Geral

Tribunal nega liberdade antecipada ao ex-bicheiro João Arcanjo Ribeiro

A defesa de João Arcanjo Ribeiro não conseguiu reformar, no Tribunal de Justiça, uma decisão da Segunda Vara Criminal de Cuiabá, que indeferiu o pedido de livramento condicional ao ex-bicheiro. A medida consiste na liberdade antecipada ao condenado, sendo a etapa mais benéfica da execução da pena.

A defesa entrou com o agravo de execução penal no Tribunal de Justiça apontando que o ex-bicheiro “não possui em sua guia unificada nenhum crime de natureza hedionda, apenas crimes comuns”. Destacou também que o homicídio pelo qual Arcanjo foi condenado, o do empresário Sávio Brandão, em 2002, ocorreu antes da alteração feita em 2007, que modificou a lei de crimes hediondos. Com base nesse entendimento, a defesa argumentou que, após ter cumprido um terço da pena, Arcanjo deveria ser beneficiado com o livramento condicional.

Os advogados também citaram que o ex-bicheiro “foi beneficiado com a progressão de regime após o preenchimento da fração de 1/6, o que corresponde a fração aplicada aos delitos de natureza comum, portanto, o mesmo raciocínio deve ser aplicado para a concessão do benefício do livramento condicional”.

Os desembargadores do Tribunal de Justiça, no entanto, não acataram os argumentos. “Pois bem, diferente do alegado pelo patrono do agravante, em inobservância à lealdade, boa-fé e veracidade, João Arcanjo Ribeiro possui, em sua guia unificada, uma condenação pela prática de homicídio qualificado cometido em 30 de setembro de 2002”, diz o relatório do desembargador Paulo da Cunha.

O magistrado explanou que, em 1994, uma alteração legislativa acrescentou o homicídio qualificado ao rol dos crimes hediondos. Já em 2007, uma nova alteração permitiu a progressão de regime aos condenados por esses crimes, estabelecendo lapsos temporais próprios, ou seja, 2/5 para os não reincidentes e 3/5 para os reincidentes.

“Com efeito, não importa, para fins de aferição da hediondez, que o delito tenha sido praticado antes ou depois da vigência da Lei nº 11.464/2007, porquanto não foi essa lei que atribuiu o rótulo de hediondo ao delito de homicídio qualificado.

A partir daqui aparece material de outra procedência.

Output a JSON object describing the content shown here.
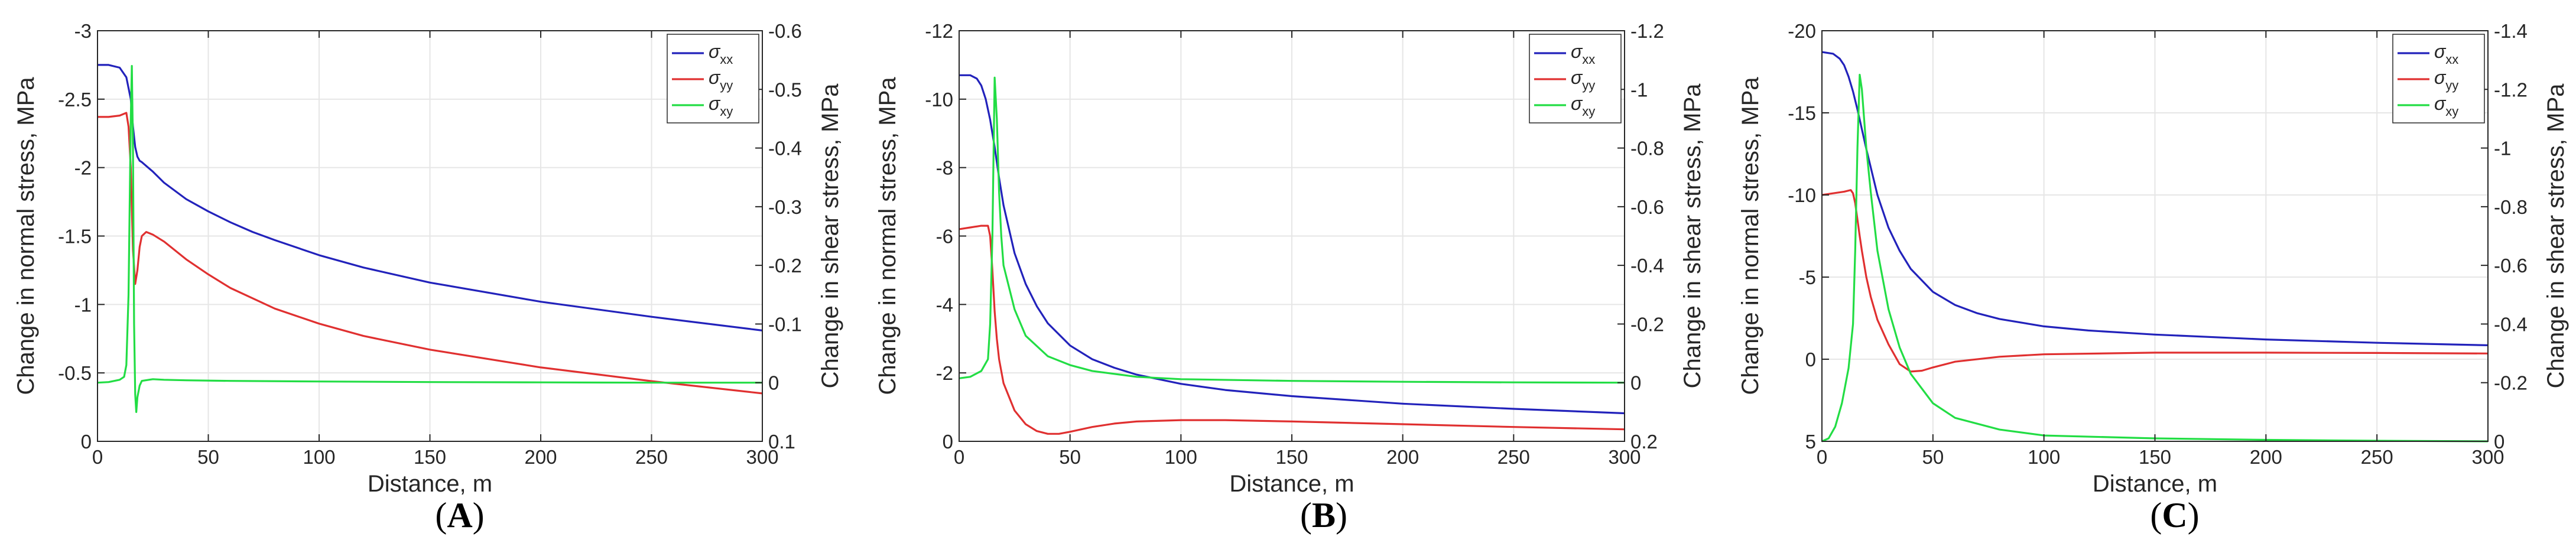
{
  "chart_data": [
    {
      "type": "line",
      "panel_label": "A",
      "xlabel": "Distance, m",
      "ylabel_left": "Change in normal stress, MPa",
      "ylabel_right": "Change in shear stress, MPa",
      "xlim": [
        0,
        300
      ],
      "ylim_left": [
        0,
        -3
      ],
      "ylim_right": [
        0.1,
        -0.6
      ],
      "y_axes_reversed": true,
      "grid": true,
      "legend_position": "top-right",
      "xticks": [
        0,
        50,
        100,
        150,
        200,
        250,
        300
      ],
      "yticks_left": [
        0,
        -0.5,
        -1,
        -1.5,
        -2,
        -2.5,
        -3
      ],
      "yticks_left_labels": [
        "0",
        "-0.5",
        "-1",
        "-1.5",
        "-2",
        "-2.5",
        "-3"
      ],
      "yticks_right": [
        0.1,
        0,
        -0.1,
        -0.2,
        -0.3,
        -0.4,
        -0.5,
        -0.6
      ],
      "yticks_right_labels": [
        "0.1",
        "0",
        "-0.1",
        "-0.2",
        "-0.3",
        "-0.4",
        "-0.5",
        "-0.6"
      ],
      "series": [
        {
          "name": "σxx",
          "symbol": "σ",
          "subscript": "xx",
          "color": "#2222bb",
          "axis": "left",
          "x": [
            0,
            5,
            10,
            13,
            15,
            16,
            17,
            18,
            19,
            20,
            25,
            30,
            40,
            50,
            60,
            70,
            80,
            100,
            120,
            150,
            200,
            250,
            300
          ],
          "y": [
            -2.75,
            -2.75,
            -2.73,
            -2.66,
            -2.5,
            -2.3,
            -2.15,
            -2.08,
            -2.05,
            -2.04,
            -1.97,
            -1.89,
            -1.77,
            -1.68,
            -1.6,
            -1.53,
            -1.47,
            -1.36,
            -1.27,
            -1.16,
            -1.02,
            -0.91,
            -0.81
          ]
        },
        {
          "name": "σyy",
          "symbol": "σ",
          "subscript": "yy",
          "color": "#e03030",
          "axis": "left",
          "x": [
            0,
            5,
            10,
            13,
            14,
            15,
            16,
            17,
            18,
            19,
            20,
            22,
            25,
            30,
            40,
            50,
            60,
            80,
            100,
            120,
            150,
            200,
            250,
            300
          ],
          "y": [
            -2.37,
            -2.37,
            -2.38,
            -2.4,
            -2.3,
            -2.0,
            -1.4,
            -1.15,
            -1.25,
            -1.42,
            -1.5,
            -1.53,
            -1.51,
            -1.46,
            -1.33,
            -1.22,
            -1.12,
            -0.97,
            -0.86,
            -0.77,
            -0.67,
            -0.54,
            -0.44,
            -0.35
          ]
        },
        {
          "name": "σxy",
          "symbol": "σ",
          "subscript": "xy",
          "color": "#22dd44",
          "axis": "right",
          "x": [
            0,
            5,
            10,
            12,
            13,
            14,
            15,
            15.5,
            16,
            16.5,
            17,
            17.5,
            18,
            19,
            20,
            25,
            30,
            40,
            60,
            100,
            150,
            200,
            250,
            300
          ],
          "y": [
            0.0,
            -0.001,
            -0.005,
            -0.01,
            -0.03,
            -0.15,
            -0.45,
            -0.54,
            -0.4,
            -0.1,
            0.02,
            0.05,
            0.025,
            0.005,
            -0.003,
            -0.006,
            -0.005,
            -0.004,
            -0.003,
            -0.002,
            -0.001,
            -0.0005,
            0.0,
            0.0
          ]
        }
      ]
    },
    {
      "type": "line",
      "panel_label": "B",
      "xlabel": "Distance, m",
      "ylabel_left": "Change in normal stress, MPa",
      "ylabel_right": "Change in shear stress, MPa",
      "xlim": [
        0,
        300
      ],
      "ylim_left": [
        0,
        -12
      ],
      "ylim_right": [
        0.2,
        -1.2
      ],
      "y_axes_reversed": true,
      "grid": true,
      "legend_position": "top-right",
      "xticks": [
        0,
        50,
        100,
        150,
        200,
        250,
        300
      ],
      "yticks_left": [
        0,
        -2,
        -4,
        -6,
        -8,
        -10,
        -12
      ],
      "yticks_left_labels": [
        "0",
        "-2",
        "-4",
        "-6",
        "-8",
        "-10",
        "-12"
      ],
      "yticks_right": [
        0.2,
        0,
        -0.2,
        -0.4,
        -0.6,
        -0.8,
        -1,
        -1.2
      ],
      "yticks_right_labels": [
        "0.2",
        "0",
        "-0.2",
        "-0.4",
        "-0.6",
        "-0.8",
        "-1",
        "-1.2"
      ],
      "series": [
        {
          "name": "σxx",
          "symbol": "σ",
          "subscript": "xx",
          "color": "#2222bb",
          "axis": "left",
          "x": [
            0,
            5,
            8,
            10,
            12,
            14,
            16,
            18,
            20,
            25,
            30,
            35,
            40,
            50,
            60,
            70,
            80,
            100,
            120,
            150,
            200,
            250,
            300
          ],
          "y": [
            -10.7,
            -10.7,
            -10.6,
            -10.4,
            -10.0,
            -9.4,
            -8.6,
            -7.7,
            -6.9,
            -5.5,
            -4.6,
            -3.95,
            -3.45,
            -2.8,
            -2.4,
            -2.15,
            -1.95,
            -1.68,
            -1.5,
            -1.32,
            -1.1,
            -0.95,
            -0.82
          ]
        },
        {
          "name": "σyy",
          "symbol": "σ",
          "subscript": "yy",
          "color": "#e03030",
          "axis": "left",
          "x": [
            0,
            5,
            10,
            13,
            14,
            15,
            16,
            17,
            18,
            20,
            25,
            30,
            35,
            40,
            45,
            50,
            60,
            70,
            80,
            100,
            120,
            150,
            200,
            250,
            300
          ],
          "y": [
            -6.2,
            -6.25,
            -6.3,
            -6.3,
            -6.0,
            -5.0,
            -3.8,
            -3.0,
            -2.4,
            -1.7,
            -0.9,
            -0.5,
            -0.3,
            -0.22,
            -0.22,
            -0.28,
            -0.42,
            -0.52,
            -0.58,
            -0.62,
            -0.62,
            -0.58,
            -0.5,
            -0.42,
            -0.35
          ]
        },
        {
          "name": "σxy",
          "symbol": "σ",
          "subscript": "xy",
          "color": "#22dd44",
          "axis": "right",
          "x": [
            0,
            5,
            10,
            13,
            14,
            15,
            16,
            17,
            18,
            19,
            20,
            25,
            30,
            40,
            50,
            60,
            80,
            100,
            150,
            200,
            250,
            300
          ],
          "y": [
            -0.015,
            -0.02,
            -0.04,
            -0.08,
            -0.2,
            -0.5,
            -1.04,
            -0.9,
            -0.65,
            -0.5,
            -0.4,
            -0.25,
            -0.16,
            -0.09,
            -0.06,
            -0.04,
            -0.02,
            -0.012,
            -0.006,
            -0.003,
            -0.001,
            0.0
          ]
        }
      ]
    },
    {
      "type": "line",
      "panel_label": "C",
      "xlabel": "Distance, m",
      "ylabel_left": "Change in normal stress, MPa",
      "ylabel_right": "Change in shear stress, MPa",
      "xlim": [
        0,
        300
      ],
      "ylim_left": [
        5,
        -20
      ],
      "ylim_right": [
        0,
        -1.4
      ],
      "y_axes_reversed": true,
      "grid": true,
      "legend_position": "top-right",
      "xticks": [
        0,
        50,
        100,
        150,
        200,
        250,
        300
      ],
      "yticks_left": [
        5,
        0,
        -5,
        -10,
        -15,
        -20
      ],
      "yticks_left_labels": [
        "5",
        "0",
        "-5",
        "-10",
        "-15",
        "-20"
      ],
      "yticks_right": [
        0,
        -0.2,
        -0.4,
        -0.6,
        -0.8,
        -1,
        -1.2,
        -1.4
      ],
      "yticks_right_labels": [
        "0",
        "-0.2",
        "-0.4",
        "-0.6",
        "-0.8",
        "-1",
        "-1.2",
        "-1.4"
      ],
      "series": [
        {
          "name": "σxx",
          "symbol": "σ",
          "subscript": "xx",
          "color": "#2222bb",
          "axis": "left",
          "x": [
            0,
            5,
            8,
            10,
            12,
            14,
            16,
            18,
            20,
            25,
            30,
            35,
            40,
            50,
            60,
            70,
            80,
            100,
            120,
            150,
            200,
            250,
            300
          ],
          "y": [
            -18.7,
            -18.6,
            -18.3,
            -17.9,
            -17.2,
            -16.3,
            -15.2,
            -14.0,
            -12.8,
            -10.0,
            -8.0,
            -6.6,
            -5.5,
            -4.1,
            -3.3,
            -2.8,
            -2.45,
            -2.0,
            -1.75,
            -1.5,
            -1.2,
            -1.0,
            -0.85
          ]
        },
        {
          "name": "σyy",
          "symbol": "σ",
          "subscript": "yy",
          "color": "#e03030",
          "axis": "left",
          "x": [
            0,
            5,
            10,
            13,
            14,
            15,
            16,
            17,
            18,
            20,
            22,
            25,
            30,
            35,
            40,
            45,
            50,
            60,
            80,
            100,
            150,
            200,
            250,
            300
          ],
          "y": [
            -10.0,
            -10.1,
            -10.2,
            -10.3,
            -10.1,
            -9.5,
            -8.5,
            -7.5,
            -6.6,
            -5.0,
            -3.8,
            -2.4,
            -0.9,
            0.3,
            0.75,
            0.7,
            0.5,
            0.15,
            -0.15,
            -0.3,
            -0.4,
            -0.4,
            -0.38,
            -0.35
          ]
        },
        {
          "name": "σxy",
          "symbol": "σ",
          "subscript": "xy",
          "color": "#22dd44",
          "axis": "right",
          "x": [
            0,
            3,
            6,
            9,
            12,
            14,
            15,
            16,
            17,
            18,
            20,
            22,
            25,
            30,
            35,
            40,
            50,
            60,
            80,
            100,
            150,
            200,
            250,
            300
          ],
          "y": [
            0.0,
            -0.01,
            -0.05,
            -0.13,
            -0.25,
            -0.4,
            -0.65,
            -1.0,
            -1.25,
            -1.2,
            -1.0,
            -0.85,
            -0.65,
            -0.45,
            -0.32,
            -0.23,
            -0.13,
            -0.08,
            -0.04,
            -0.02,
            -0.01,
            -0.005,
            -0.002,
            0.0
          ]
        }
      ]
    }
  ]
}
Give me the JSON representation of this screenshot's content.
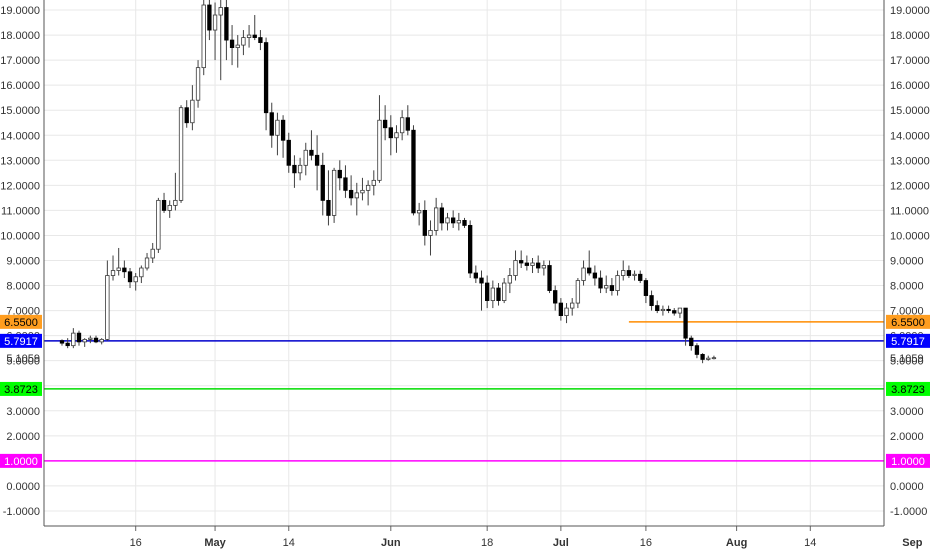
{
  "chart_data": {
    "type": "candlestick",
    "y_axis": {
      "ylim": [
        -1.6,
        19.4
      ],
      "ticks": [
        -1,
        0,
        1,
        2,
        3,
        4,
        5,
        6,
        7,
        8,
        9,
        10,
        11,
        12,
        13,
        14,
        15,
        16,
        17,
        18,
        19
      ],
      "tick_labels": [
        "-1.0000",
        "0.0000",
        "1.0000",
        "2.0000",
        "3.0000",
        "4.0000",
        "5.0000",
        "6.0000",
        "7.0000",
        "8.0000",
        "9.0000",
        "10.0000",
        "11.0000",
        "12.0000",
        "13.0000",
        "14.0000",
        "15.0000",
        "16.0000",
        "17.0000",
        "18.0000",
        "19.0000"
      ],
      "both_sides": true
    },
    "x_axis": {
      "range_days": [
        0,
        145
      ],
      "ticks": [
        {
          "day": 13,
          "label": "16",
          "month": false
        },
        {
          "day": 27,
          "label": "May",
          "month": true
        },
        {
          "day": 40,
          "label": "14",
          "month": false
        },
        {
          "day": 58,
          "label": "Jun",
          "month": true
        },
        {
          "day": 75,
          "label": "18",
          "month": false
        },
        {
          "day": 88,
          "label": "Jul",
          "month": true
        },
        {
          "day": 103,
          "label": "16",
          "month": false
        },
        {
          "day": 119,
          "label": "Aug",
          "month": true
        },
        {
          "day": 132,
          "label": "14",
          "month": false
        },
        {
          "day": 150,
          "label": "Sep",
          "month": true
        }
      ]
    },
    "grid": true,
    "colors": {
      "up": "#ffffff",
      "down": "#000000",
      "wick": "#404040",
      "grid": "#e8e8e8"
    },
    "levels": [
      {
        "value": 6.55,
        "label": "6.5500",
        "color": "#ff8c00",
        "from_day": 100,
        "fill": "#ff9d1f"
      },
      {
        "value": 5.7917,
        "label": "5.7917",
        "color": "#0000cc",
        "from_day": 0,
        "fill": "#0000ff"
      },
      {
        "value": 3.8723,
        "label": "3.8723",
        "color": "#00dd00",
        "from_day": 0,
        "fill": "#00ff00"
      },
      {
        "value": 1.0,
        "label": "1.0000",
        "color": "#ff00ff",
        "from_day": 0,
        "fill": "#ff00ff"
      }
    ],
    "last_price_label": "5.1059",
    "last_price_value": 5.1059,
    "candles": [
      [
        0,
        5.8,
        5.85,
        5.6,
        5.7
      ],
      [
        1,
        5.7,
        5.9,
        5.5,
        5.6
      ],
      [
        2,
        5.6,
        6.3,
        5.5,
        6.1
      ],
      [
        3,
        6.1,
        6.2,
        5.6,
        5.75
      ],
      [
        4,
        5.75,
        5.9,
        5.55,
        5.85
      ],
      [
        5,
        5.85,
        6.0,
        5.7,
        5.9
      ],
      [
        6,
        5.9,
        6.0,
        5.7,
        5.75
      ],
      [
        7,
        5.75,
        5.9,
        5.65,
        5.85
      ],
      [
        8,
        5.85,
        9.0,
        5.8,
        8.4
      ],
      [
        9,
        8.4,
        9.2,
        8.2,
        8.6
      ],
      [
        10,
        8.6,
        9.5,
        8.4,
        8.7
      ],
      [
        11,
        8.7,
        9.0,
        8.3,
        8.55
      ],
      [
        12,
        8.55,
        8.7,
        7.9,
        8.15
      ],
      [
        13,
        8.15,
        8.5,
        7.8,
        8.35
      ],
      [
        14,
        8.35,
        8.8,
        8.1,
        8.7
      ],
      [
        15,
        8.7,
        9.3,
        8.6,
        9.1
      ],
      [
        16,
        9.1,
        9.7,
        8.9,
        9.45
      ],
      [
        17,
        9.45,
        11.5,
        9.3,
        11.4
      ],
      [
        18,
        11.4,
        11.7,
        10.9,
        11.0
      ],
      [
        19,
        11.0,
        11.4,
        10.7,
        11.2
      ],
      [
        20,
        11.2,
        12.5,
        11.0,
        11.4
      ],
      [
        21,
        11.4,
        15.2,
        11.3,
        15.1
      ],
      [
        22,
        15.1,
        15.4,
        14.3,
        14.5
      ],
      [
        23,
        14.5,
        16.0,
        14.2,
        15.4
      ],
      [
        24,
        15.4,
        17.0,
        15.1,
        16.7
      ],
      [
        25,
        16.7,
        19.6,
        16.4,
        19.2
      ],
      [
        26,
        19.2,
        19.5,
        17.8,
        18.2
      ],
      [
        27,
        18.2,
        19.3,
        17.0,
        18.8
      ],
      [
        28,
        18.8,
        19.5,
        16.2,
        19.1
      ],
      [
        29,
        19.1,
        19.4,
        17.0,
        17.8
      ],
      [
        30,
        17.8,
        18.4,
        16.8,
        17.5
      ],
      [
        31,
        17.5,
        18.0,
        16.7,
        17.6
      ],
      [
        32,
        17.6,
        18.2,
        17.2,
        17.9
      ],
      [
        33,
        17.9,
        18.4,
        17.5,
        18.0
      ],
      [
        34,
        18.0,
        18.8,
        17.8,
        17.9
      ],
      [
        35,
        17.9,
        18.2,
        17.4,
        17.7
      ],
      [
        36,
        17.7,
        17.9,
        14.2,
        14.9
      ],
      [
        37,
        14.9,
        15.3,
        13.5,
        14.0
      ],
      [
        38,
        14.0,
        14.9,
        13.2,
        14.6
      ],
      [
        39,
        14.6,
        14.8,
        13.1,
        13.8
      ],
      [
        40,
        13.8,
        14.1,
        12.5,
        12.8
      ],
      [
        41,
        12.8,
        13.2,
        11.9,
        12.5
      ],
      [
        42,
        12.5,
        13.1,
        12.2,
        12.8
      ],
      [
        43,
        12.8,
        13.7,
        12.4,
        13.4
      ],
      [
        44,
        13.4,
        14.2,
        13.0,
        13.2
      ],
      [
        45,
        13.2,
        14.0,
        11.8,
        12.8
      ],
      [
        46,
        12.8,
        13.3,
        10.8,
        11.4
      ],
      [
        47,
        11.4,
        12.6,
        10.4,
        10.8
      ],
      [
        48,
        10.8,
        12.7,
        10.5,
        12.6
      ],
      [
        49,
        12.6,
        13.0,
        11.8,
        12.3
      ],
      [
        50,
        12.3,
        12.8,
        11.5,
        11.8
      ],
      [
        51,
        11.8,
        12.4,
        11.2,
        11.5
      ],
      [
        52,
        11.5,
        12.1,
        10.8,
        11.7
      ],
      [
        53,
        11.7,
        12.3,
        11.4,
        11.8
      ],
      [
        54,
        11.8,
        12.2,
        11.2,
        12.0
      ],
      [
        55,
        12.0,
        12.6,
        11.6,
        12.2
      ],
      [
        56,
        12.2,
        15.6,
        12.1,
        14.6
      ],
      [
        57,
        14.6,
        15.2,
        13.8,
        14.3
      ],
      [
        58,
        14.3,
        14.8,
        13.2,
        13.9
      ],
      [
        59,
        13.9,
        14.4,
        13.3,
        14.1
      ],
      [
        60,
        14.1,
        15.0,
        13.8,
        14.7
      ],
      [
        61,
        14.7,
        15.2,
        14.0,
        14.2
      ],
      [
        62,
        14.2,
        14.4,
        10.8,
        10.9
      ],
      [
        63,
        10.9,
        11.3,
        10.4,
        11.0
      ],
      [
        64,
        11.0,
        11.4,
        9.6,
        10.0
      ],
      [
        65,
        10.0,
        10.6,
        9.2,
        10.2
      ],
      [
        66,
        10.2,
        11.5,
        10.0,
        11.1
      ],
      [
        67,
        11.1,
        11.3,
        10.2,
        10.5
      ],
      [
        68,
        10.5,
        10.9,
        10.2,
        10.7
      ],
      [
        69,
        10.7,
        11.0,
        10.3,
        10.5
      ],
      [
        70,
        10.5,
        10.9,
        10.2,
        10.6
      ],
      [
        71,
        10.6,
        10.7,
        10.3,
        10.4
      ],
      [
        72,
        10.4,
        10.6,
        8.3,
        8.5
      ],
      [
        73,
        8.5,
        8.8,
        8.1,
        8.3
      ],
      [
        74,
        8.3,
        8.6,
        7.0,
        8.1
      ],
      [
        75,
        8.1,
        8.4,
        7.1,
        7.4
      ],
      [
        76,
        7.4,
        8.2,
        7.1,
        7.9
      ],
      [
        77,
        7.9,
        8.1,
        7.2,
        7.4
      ],
      [
        78,
        7.4,
        8.3,
        7.3,
        8.1
      ],
      [
        79,
        8.1,
        8.7,
        7.7,
        8.4
      ],
      [
        80,
        8.4,
        9.4,
        8.2,
        9.0
      ],
      [
        81,
        9.0,
        9.4,
        8.7,
        8.9
      ],
      [
        82,
        8.9,
        9.2,
        8.6,
        8.8
      ],
      [
        83,
        8.8,
        9.1,
        8.5,
        8.9
      ],
      [
        84,
        8.9,
        9.2,
        8.5,
        8.7
      ],
      [
        85,
        8.7,
        9.0,
        8.4,
        8.8
      ],
      [
        86,
        8.8,
        9.0,
        7.7,
        7.8
      ],
      [
        87,
        7.8,
        8.0,
        7.0,
        7.3
      ],
      [
        88,
        7.3,
        7.5,
        6.6,
        6.8
      ],
      [
        89,
        6.8,
        7.3,
        6.5,
        7.1
      ],
      [
        90,
        7.1,
        7.5,
        6.8,
        7.3
      ],
      [
        91,
        7.3,
        8.3,
        7.1,
        8.2
      ],
      [
        92,
        8.2,
        9.0,
        8.0,
        8.7
      ],
      [
        93,
        8.7,
        9.4,
        8.4,
        8.5
      ],
      [
        94,
        8.5,
        8.8,
        8.0,
        8.3
      ],
      [
        95,
        8.3,
        8.6,
        7.7,
        7.9
      ],
      [
        96,
        7.9,
        8.4,
        7.7,
        8.0
      ],
      [
        97,
        8.0,
        8.3,
        7.6,
        7.8
      ],
      [
        98,
        7.8,
        8.6,
        7.6,
        8.4
      ],
      [
        99,
        8.4,
        9.0,
        8.2,
        8.6
      ],
      [
        100,
        8.6,
        8.8,
        8.3,
        8.4
      ],
      [
        101,
        8.4,
        8.6,
        8.2,
        8.45
      ],
      [
        102,
        8.45,
        8.6,
        8.1,
        8.2
      ],
      [
        103,
        8.2,
        8.3,
        7.3,
        7.6
      ],
      [
        104,
        7.6,
        7.8,
        7.0,
        7.2
      ],
      [
        105,
        7.2,
        7.4,
        6.9,
        7.0
      ],
      [
        106,
        7.0,
        7.2,
        6.8,
        7.05
      ],
      [
        107,
        7.05,
        7.2,
        6.9,
        7.0
      ],
      [
        108,
        7.0,
        7.1,
        6.8,
        6.9
      ],
      [
        109,
        6.9,
        7.1,
        6.7,
        7.1
      ],
      [
        110,
        7.1,
        7.1,
        5.6,
        5.9
      ],
      [
        111,
        5.9,
        6.0,
        5.4,
        5.6
      ],
      [
        112,
        5.6,
        5.7,
        5.1,
        5.25
      ],
      [
        113,
        5.25,
        5.3,
        4.9,
        5.05
      ],
      [
        114,
        5.05,
        5.2,
        5.0,
        5.1
      ],
      [
        115,
        5.1,
        5.2,
        5.05,
        5.12
      ]
    ]
  }
}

Além disso, a lei não tratou do requisito objetivo para a concessão do livramento condicional, mas, apenas, do relativo à progressão de regime”, disse Paulo da Cunha.

O desembargador ainda destacou que “o benefício à progressão de regime não se confunde com o do livramento condicional – importante instituto de reinserção social do sentenciado criminal, consistente na liberdade antecipada do condenado”. Sendo assim, segundo ele, o livramento condicional segue sendo regido pelo Código Penal, que estabelece o cumprimento de mais de dois terços da pena, nos casos de condenação por crime hediondo.

“Com essas considerações, tratando-se, na hipótese, de crime hediondo (homicídio qualificado) cometido em 2002, correta a exigência de desconto de 2/3 (dois terços) da pena para o livramento condicional, requisito objetivo não preenchido pelo agravante”, resumiu Paulo da Cunha, em seu relatório que foi seguido, por unanimidade, pelos demais desembargadores da Primeira Câmara Criminal.

João Arcanjo Ribeiro, conhecido como “Comendador”, é acusado de liderar o crime organizado em Mato Grosso, nas décadas de 80 e 90, além de estar envolvido com a sonegação de milhares de reais em impostos, entre outros crimes. Somadas, as condenações dele já passam de 38 anos de cadeia.

Após 15 anos de prisão, o ex-bicheiro foi solto em fevereiro de 2018. No ano passado, no entanto, voltou a ficar preso por quatro meses, novamente acusado de envolvimento no jogo do bicho.